News-A-Rama

Restaurant Massacre in St. Paul; Top-Secret Most-Ambitious-Restaurant-Ever Debuts in Minneapolis—What a Season!

But is there a place for a cheese cart? If you are one of the early diners at Meritage, be sure to tell Desta and Russell what you think about cheese carts, as they are opening with one, but have some anxiety about whether that will put people off. "In five years at Frost I learned that people in St. Paul want value, they want to go home full, preferably with a doggie bag for the next day. But I also learned they really appreciate good cheese more than diners in other cities," Klein told me.

"What I don't know is whether a cheese cart will scare people off as being too formal. But I ordered one, so we're trying it. White linen is another unknown, we're going to start with it, but if it puts people off, we'll go to the plain mahogany tabletop." One thing Klein is not nervous about is the future of downtown St. Paul: "I think all this talk about how downtown St. Paul is a dead zone is just ridiculous," he told me. "You go into Pazzaluna, the St. Paul Grill, Kincaid's—they're jam-packed."

Tim Niver, one of the founders of the Town Talk Diner, also thinks talk of doom in St. Paul is silly: To prove it, he's planning on opening a steak-centered restaurant in the former Pop's space up by Metropolitan State University on the hill overlooking downtown St. Paul. Name? The Strip Club.

Owner Jeff Laux at Porter & Frye, in the soon-to-be luxurious Hotel Ivy
Sean Smuda
Owner Jeff Laux at Porter & Frye, in the soon-to-be luxurious Hotel Ivy

If you are wondering what happened to Niver's last planned spot, the East Lake Pasta Shop, please know that the pasta shop is in the crowded graveyard of restaurant dreams. "Yeah, that was a case of not all the money being there in time, and other people stepping in and scooping up the space," he told me. "But you know, we're trying to keep it freaking positive.
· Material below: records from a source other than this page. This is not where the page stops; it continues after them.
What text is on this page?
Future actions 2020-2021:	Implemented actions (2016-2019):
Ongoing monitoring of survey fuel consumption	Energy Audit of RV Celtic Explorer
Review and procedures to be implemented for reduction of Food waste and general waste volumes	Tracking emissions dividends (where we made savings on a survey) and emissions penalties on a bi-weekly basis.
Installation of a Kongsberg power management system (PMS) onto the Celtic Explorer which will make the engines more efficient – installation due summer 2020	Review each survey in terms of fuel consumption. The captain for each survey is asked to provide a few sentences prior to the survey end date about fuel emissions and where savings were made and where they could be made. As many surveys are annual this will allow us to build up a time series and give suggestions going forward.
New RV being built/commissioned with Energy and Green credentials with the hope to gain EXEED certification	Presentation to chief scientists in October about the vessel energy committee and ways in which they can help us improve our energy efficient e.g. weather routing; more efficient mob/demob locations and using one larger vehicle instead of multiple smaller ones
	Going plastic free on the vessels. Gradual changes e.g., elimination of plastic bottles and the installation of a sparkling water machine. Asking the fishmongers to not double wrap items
It's the same thing with the Strip Club, until it's done it's not done, but how can I not talk about it? In my heart, it's happening."

So, the restaurant in his heart "will have a dark butcher-shop kind of feel to it, and, you know, we're not going to pretend to be Manny's, we're not going to have $40 steaks on the menu, but we will have steaks, and lots of braised meats and down-home foods." Basically, Niver told me, just as the Town Talk took the classic American diner and injected a little fine cuisine into the mix, so will they take the idea of the steakhouse and take the price point down a bit by emphasizing home-cooking comfort foods. Niver also has faith in St. Paul, even east St. Paul: "It's a neighborhood in transition, just like people said [the area around the] Town Talk Diner was. It's amazing what you find when you give people a reason to come out of their houses."

If that's not enough remarkable new restaurants for you, I've got one more, one that should be open by the time you read this: Nick and Eddie (1612 Harmon Place, Minneapolis; www.nickandeddie.net).

Now, the reason Nick and Eddie is worth looking forward to is that it is helmed by two local powerhouses: The first is Steve Vranian, an endlessly credentialed California-cuisine chef who moved here 10 years ago after a spell spent running the Singapore branch of the Jeremiah Tower restaurant Stars. I was first thrilled by Vranian's cooking when he was working at the California Café almost 10 years ago, and have been waiting for him to open his own place ever since. Finally, the day is here!

He is opening Nick and Eddie with Jessica Anderson and her husband Doug Anderson—Jessica, the legendary pastry chef who baked at Lucia's for years, and then rocked the whole city with her breads and pastry at the original Bakery on Grand. To the despair of many, Jessica stepped back from baking, and then she and her husband left Bakery on Grand, but it looks like she will be baking in all her glory at Nick and Eddie. (Remember her butterscotch pudding? With its rich, creamy, toffee innocence? I loved that stuff.) Terry Chance, the designer and builder who made the iconic former Au Rebours space in conjunction with Doug Anderson, has done the design here, and reportedly the space is beautiful.

Chef Vranian, who has been dealing with opening delays since June, told me he would rather let his food speak for itself than talk about it, but he did say it will be slightly California (ingredient-driven with deceptively simple preparations) and slightly New York (strongly spiced meats) with some classic French technique (I'm going to read that as duck fat).

"People keep telling us, you have to have a signature dish," Vranian told me. "You know what? Your customer decides what your signature dish is, five years down the line, not you." Nick and Eddie will open as dinner-only, then expand to serving lunch and brunch, and, if customers demand it, even late-night food. Do you feel a desire to hang out at Loring Park again? The general goal of Nick and Eddie is to bring a sense of community back to Loring Park, which many people feel was lost once the old Loring Café closed. Is the old rock, rebel, and creative-job community out there, waiting for something to come back? We'll see.

If there's one thing this month has taught me, it's that this restaurant community we live in is, above all, surprising. Surprising like lightning!